Yesterday’s second reading includes this gem from Hebrews 11:13-16,
All these died in faith. They did not receive what had been promised but saw it and greeted it from afar and acknowledged themselves to be strangers and aliens on earth, for those who speak thus show that they are seeking a homeland. If they had been thinking of the land from which they had come, they would have had opportunity to return. But now they desire a better homeland, a heavenly one. Therefore, God is not ashamed to be called their God, for he has prepared a city for them.
One of the bloggers picked up upon this theme of being “strangers and aliens on earth,” and rightly applied it to the political context. I don’t agree with the whole thing (in fact, there are many areas on which the author and I disagree), but there was one part I thought summarized the position faithful Christians find themselves in in the voting booths all too well:
The answers on the right are certainly better, as they are more consistent with human liberty, but the reminder that we are strangers and aliens serves to keep us from becoming ideological.
Think about it this way. If you’re interviewing two architects for how to design your dream house within a reasonable budget, and the first one suggests killing your kids to make room and save money, don’t go with that one. That doesn’t really make the other candidate a good architect, though, so you’d be foolish to hand him your keys and go to bed. We find ourselves in this situation politically. Both political parties promise Great Societies in some fashion. As this same post rightly notes a few paragraphs earlier, ” The Left promises social justice and a redistribution of wealth; the Right promises equality before the law and the fruits of a free market.” Both parties want to be architects for our nation, whether you think trying to build a “dream nation” is feasible or desirable.

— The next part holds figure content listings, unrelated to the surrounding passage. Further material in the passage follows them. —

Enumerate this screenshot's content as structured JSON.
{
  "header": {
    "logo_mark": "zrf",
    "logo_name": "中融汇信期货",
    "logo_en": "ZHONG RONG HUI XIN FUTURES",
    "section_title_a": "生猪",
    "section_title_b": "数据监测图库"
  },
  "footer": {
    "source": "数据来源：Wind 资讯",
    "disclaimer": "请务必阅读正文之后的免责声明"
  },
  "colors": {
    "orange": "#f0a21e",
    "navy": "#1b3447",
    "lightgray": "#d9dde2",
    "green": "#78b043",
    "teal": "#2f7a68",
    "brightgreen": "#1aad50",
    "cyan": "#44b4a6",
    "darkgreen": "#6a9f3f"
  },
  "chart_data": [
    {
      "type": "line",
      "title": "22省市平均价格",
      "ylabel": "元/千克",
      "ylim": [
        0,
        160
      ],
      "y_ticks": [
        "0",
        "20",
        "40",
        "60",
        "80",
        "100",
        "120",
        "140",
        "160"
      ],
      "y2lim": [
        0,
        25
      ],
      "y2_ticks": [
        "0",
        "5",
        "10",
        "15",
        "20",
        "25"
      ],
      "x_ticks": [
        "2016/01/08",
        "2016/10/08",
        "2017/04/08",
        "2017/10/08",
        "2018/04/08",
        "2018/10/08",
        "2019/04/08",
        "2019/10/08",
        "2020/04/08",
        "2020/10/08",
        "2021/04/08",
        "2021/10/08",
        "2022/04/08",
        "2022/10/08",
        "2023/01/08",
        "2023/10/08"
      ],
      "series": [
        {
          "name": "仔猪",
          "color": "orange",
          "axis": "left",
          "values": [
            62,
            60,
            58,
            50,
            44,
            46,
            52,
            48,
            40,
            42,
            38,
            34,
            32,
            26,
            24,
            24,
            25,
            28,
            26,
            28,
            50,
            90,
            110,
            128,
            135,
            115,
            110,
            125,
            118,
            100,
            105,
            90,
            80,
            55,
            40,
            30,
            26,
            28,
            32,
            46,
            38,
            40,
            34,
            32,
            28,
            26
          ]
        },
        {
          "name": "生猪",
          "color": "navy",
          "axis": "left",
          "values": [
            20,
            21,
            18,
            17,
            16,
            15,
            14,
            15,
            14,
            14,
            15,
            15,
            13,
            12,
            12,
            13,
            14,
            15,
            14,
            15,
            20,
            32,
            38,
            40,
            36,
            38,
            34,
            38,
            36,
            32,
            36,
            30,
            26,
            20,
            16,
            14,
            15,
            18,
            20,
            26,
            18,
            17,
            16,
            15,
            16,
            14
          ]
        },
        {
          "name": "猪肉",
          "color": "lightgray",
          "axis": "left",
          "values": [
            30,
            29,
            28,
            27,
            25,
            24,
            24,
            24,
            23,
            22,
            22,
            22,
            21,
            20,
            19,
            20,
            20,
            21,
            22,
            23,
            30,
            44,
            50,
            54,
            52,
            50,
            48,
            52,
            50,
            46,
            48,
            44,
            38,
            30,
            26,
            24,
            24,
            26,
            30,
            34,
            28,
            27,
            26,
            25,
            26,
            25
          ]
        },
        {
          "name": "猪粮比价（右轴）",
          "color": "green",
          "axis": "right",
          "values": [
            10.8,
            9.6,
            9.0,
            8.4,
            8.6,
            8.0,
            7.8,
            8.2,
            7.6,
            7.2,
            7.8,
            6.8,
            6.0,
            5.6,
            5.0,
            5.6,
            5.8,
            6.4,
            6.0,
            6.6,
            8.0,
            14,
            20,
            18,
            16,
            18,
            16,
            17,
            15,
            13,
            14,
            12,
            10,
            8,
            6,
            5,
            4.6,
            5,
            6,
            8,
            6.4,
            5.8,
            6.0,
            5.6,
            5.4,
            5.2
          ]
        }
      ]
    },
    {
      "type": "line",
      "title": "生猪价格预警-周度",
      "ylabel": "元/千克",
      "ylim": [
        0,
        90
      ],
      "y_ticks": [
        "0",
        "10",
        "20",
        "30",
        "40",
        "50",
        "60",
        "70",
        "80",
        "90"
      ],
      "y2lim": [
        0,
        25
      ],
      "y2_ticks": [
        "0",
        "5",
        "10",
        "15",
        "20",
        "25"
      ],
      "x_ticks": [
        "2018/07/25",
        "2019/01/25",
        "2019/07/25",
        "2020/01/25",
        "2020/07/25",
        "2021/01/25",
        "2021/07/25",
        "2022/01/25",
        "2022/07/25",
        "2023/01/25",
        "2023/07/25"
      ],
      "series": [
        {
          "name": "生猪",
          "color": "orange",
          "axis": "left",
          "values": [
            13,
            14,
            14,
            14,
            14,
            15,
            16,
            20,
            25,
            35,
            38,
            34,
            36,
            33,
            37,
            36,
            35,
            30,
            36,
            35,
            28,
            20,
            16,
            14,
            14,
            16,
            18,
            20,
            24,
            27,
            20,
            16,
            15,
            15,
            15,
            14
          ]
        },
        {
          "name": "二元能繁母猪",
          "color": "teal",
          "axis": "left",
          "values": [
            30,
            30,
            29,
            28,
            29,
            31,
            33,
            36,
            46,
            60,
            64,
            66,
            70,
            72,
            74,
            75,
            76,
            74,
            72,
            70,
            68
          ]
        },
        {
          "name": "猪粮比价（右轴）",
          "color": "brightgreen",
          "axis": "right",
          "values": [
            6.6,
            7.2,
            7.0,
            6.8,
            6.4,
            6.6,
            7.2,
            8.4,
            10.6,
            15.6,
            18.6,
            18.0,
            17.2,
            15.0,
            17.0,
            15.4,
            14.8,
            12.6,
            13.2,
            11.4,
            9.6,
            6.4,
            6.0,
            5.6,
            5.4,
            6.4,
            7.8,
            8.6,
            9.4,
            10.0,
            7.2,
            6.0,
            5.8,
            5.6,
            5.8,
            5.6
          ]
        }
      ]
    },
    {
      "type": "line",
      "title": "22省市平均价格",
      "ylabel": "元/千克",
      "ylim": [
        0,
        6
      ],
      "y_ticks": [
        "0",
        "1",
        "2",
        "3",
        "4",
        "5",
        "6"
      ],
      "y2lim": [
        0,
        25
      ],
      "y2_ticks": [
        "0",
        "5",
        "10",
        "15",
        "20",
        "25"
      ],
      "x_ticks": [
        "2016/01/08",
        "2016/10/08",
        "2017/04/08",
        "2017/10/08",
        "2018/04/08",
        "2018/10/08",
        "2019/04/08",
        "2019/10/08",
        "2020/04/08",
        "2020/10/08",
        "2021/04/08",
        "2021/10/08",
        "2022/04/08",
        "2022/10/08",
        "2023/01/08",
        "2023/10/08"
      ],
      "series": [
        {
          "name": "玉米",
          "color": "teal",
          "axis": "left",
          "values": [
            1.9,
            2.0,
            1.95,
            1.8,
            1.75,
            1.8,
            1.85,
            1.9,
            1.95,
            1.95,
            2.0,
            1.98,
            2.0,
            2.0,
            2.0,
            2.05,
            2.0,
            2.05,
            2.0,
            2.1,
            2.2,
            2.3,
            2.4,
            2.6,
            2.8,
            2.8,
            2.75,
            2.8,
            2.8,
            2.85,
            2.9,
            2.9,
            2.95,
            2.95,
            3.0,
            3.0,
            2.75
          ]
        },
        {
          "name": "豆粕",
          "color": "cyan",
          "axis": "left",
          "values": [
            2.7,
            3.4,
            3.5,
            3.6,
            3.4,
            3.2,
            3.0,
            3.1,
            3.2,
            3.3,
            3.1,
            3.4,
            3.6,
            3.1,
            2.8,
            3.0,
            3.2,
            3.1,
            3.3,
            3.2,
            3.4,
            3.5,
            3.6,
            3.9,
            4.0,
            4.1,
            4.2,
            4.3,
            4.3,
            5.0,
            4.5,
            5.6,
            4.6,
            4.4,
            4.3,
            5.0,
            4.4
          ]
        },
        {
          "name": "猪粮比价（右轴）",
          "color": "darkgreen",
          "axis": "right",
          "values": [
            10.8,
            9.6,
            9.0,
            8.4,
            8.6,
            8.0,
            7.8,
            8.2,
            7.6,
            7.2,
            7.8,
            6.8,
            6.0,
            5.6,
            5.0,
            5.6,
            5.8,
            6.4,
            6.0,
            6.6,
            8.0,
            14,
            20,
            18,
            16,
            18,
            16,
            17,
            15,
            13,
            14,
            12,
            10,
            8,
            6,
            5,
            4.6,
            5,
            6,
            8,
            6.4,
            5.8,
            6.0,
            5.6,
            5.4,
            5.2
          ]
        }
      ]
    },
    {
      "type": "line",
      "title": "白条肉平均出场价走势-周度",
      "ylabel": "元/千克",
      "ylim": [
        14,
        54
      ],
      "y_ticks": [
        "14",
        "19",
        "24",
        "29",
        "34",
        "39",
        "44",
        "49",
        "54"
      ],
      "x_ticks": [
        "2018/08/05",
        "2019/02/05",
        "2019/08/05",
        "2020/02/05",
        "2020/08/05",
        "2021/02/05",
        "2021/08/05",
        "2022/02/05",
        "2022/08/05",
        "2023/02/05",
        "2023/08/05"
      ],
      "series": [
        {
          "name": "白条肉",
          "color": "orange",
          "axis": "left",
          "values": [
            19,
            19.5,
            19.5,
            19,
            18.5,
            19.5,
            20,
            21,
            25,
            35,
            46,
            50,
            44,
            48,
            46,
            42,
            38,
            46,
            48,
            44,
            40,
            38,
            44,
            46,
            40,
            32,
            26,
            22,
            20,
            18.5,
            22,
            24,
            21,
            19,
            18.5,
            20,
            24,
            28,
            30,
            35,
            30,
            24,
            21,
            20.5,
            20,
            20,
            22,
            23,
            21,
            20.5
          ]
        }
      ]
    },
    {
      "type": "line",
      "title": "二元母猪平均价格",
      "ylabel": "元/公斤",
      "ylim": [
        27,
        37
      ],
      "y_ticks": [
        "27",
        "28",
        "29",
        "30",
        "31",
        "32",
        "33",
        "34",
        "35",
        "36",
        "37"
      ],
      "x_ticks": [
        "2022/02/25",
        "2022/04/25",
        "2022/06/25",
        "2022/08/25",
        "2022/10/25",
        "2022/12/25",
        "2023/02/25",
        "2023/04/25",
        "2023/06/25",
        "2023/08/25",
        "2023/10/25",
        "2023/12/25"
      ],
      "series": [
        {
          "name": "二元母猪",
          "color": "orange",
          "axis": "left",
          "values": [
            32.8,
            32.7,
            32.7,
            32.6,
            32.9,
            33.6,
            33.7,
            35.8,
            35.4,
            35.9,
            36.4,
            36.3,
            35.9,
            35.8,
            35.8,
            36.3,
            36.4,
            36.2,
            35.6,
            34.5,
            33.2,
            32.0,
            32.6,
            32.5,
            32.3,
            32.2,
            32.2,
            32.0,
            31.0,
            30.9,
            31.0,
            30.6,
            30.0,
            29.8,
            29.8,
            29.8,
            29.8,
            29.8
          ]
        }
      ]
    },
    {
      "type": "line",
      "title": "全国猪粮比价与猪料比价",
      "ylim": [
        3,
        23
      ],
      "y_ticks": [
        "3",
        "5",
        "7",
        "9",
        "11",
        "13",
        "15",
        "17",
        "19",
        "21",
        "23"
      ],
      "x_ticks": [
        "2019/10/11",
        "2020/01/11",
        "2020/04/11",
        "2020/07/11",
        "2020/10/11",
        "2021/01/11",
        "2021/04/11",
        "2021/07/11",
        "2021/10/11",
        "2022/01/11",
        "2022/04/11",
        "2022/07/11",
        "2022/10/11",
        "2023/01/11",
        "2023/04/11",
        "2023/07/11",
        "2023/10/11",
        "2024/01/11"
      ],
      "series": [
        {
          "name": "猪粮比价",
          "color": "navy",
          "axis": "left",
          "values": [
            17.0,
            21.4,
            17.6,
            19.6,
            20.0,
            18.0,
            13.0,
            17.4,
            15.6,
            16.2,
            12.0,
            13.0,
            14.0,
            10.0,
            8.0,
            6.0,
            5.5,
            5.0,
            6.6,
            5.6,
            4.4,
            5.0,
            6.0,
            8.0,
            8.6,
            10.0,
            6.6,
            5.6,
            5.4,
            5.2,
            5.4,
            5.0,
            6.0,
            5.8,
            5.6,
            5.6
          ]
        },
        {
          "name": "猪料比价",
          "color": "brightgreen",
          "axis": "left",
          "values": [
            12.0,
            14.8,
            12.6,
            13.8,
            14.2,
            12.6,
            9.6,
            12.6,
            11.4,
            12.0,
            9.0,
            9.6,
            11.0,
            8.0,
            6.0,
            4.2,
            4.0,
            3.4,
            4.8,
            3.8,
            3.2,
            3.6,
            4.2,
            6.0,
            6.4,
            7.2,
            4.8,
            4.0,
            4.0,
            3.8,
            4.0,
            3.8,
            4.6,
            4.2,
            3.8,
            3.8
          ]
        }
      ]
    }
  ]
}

Worse, the Right hasn’t exactly proven itself to be the perfect cure for the pro-life movement, given its lukewarm (at best) support for the pro-life stances on abortion and embryonic stem-cell research. Couple that with a number of its other stances which many Christians (particularly Catholics) find distasteful, from torture to the death penalty to a variety of economic ideas, and they’re far from ideal. Worse, injustices done in the name of the GOP risk becoming injustices done in the name of Christ if Christians allow the GOP to pretend it operates with a monopoly on the Constitution and Bible (while violating the tenets of both). Still, go with the architect that’s less likely to kill your kids (or in the political context, less likely to kill other people’s kids through abortions, often using your tax dollars). But keep your eyes wide open.
Another good argument for ending the duopoly. What a national disgrace it is (and an international disgrace since the internet means Europe picks up America’s rancid and pointless Culture War too.